By no means do I think I'm doing it on my own - I have discovered that you *are* truly rich when you have true friends and family who love you unconditionally. To be embraced and cherished when you feel at your lowest, rejected and defeated, it's pretty much the most amazing feeling. Even when I am convinced it's gonna be a rough day, there's always something - an email, a text, an invitation, a present in the mail or at my doorstep - to bring a smile to my face and uplift to my heart and soul.
I don't feel alone in this.
And because of that, everyday I see things that show me I am coming back together, to me.
I gotta lotta shit to work through here. I think when it's just you and that's it, there's nowhere to run and nowhere to hide and noone else to blame. And so I've found myself picking up a lotta junk I probably buried good on 6 years ago and sorting through it again. Looking at it and wondering if I need it. Am I going to pack it up and move house with it again or am I gonna cull, toss the junk and reduce my boxes? It's a physical and a metaphorical process for me right now.

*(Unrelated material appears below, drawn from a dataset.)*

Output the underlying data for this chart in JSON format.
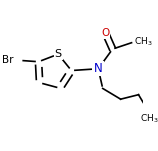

But ... like I said ... there's glimmers of hope. Tonight I made dinner and I made enough for lunch tomorrow. I packed it all up and it's ready to go for tomorrow. That may *seem* like a regular, normal thing, and that's so the point. *That* is how far along I have come in dealing with my OCD. I can't even really believe it a) that I've come this far and b) that this same person was that same person.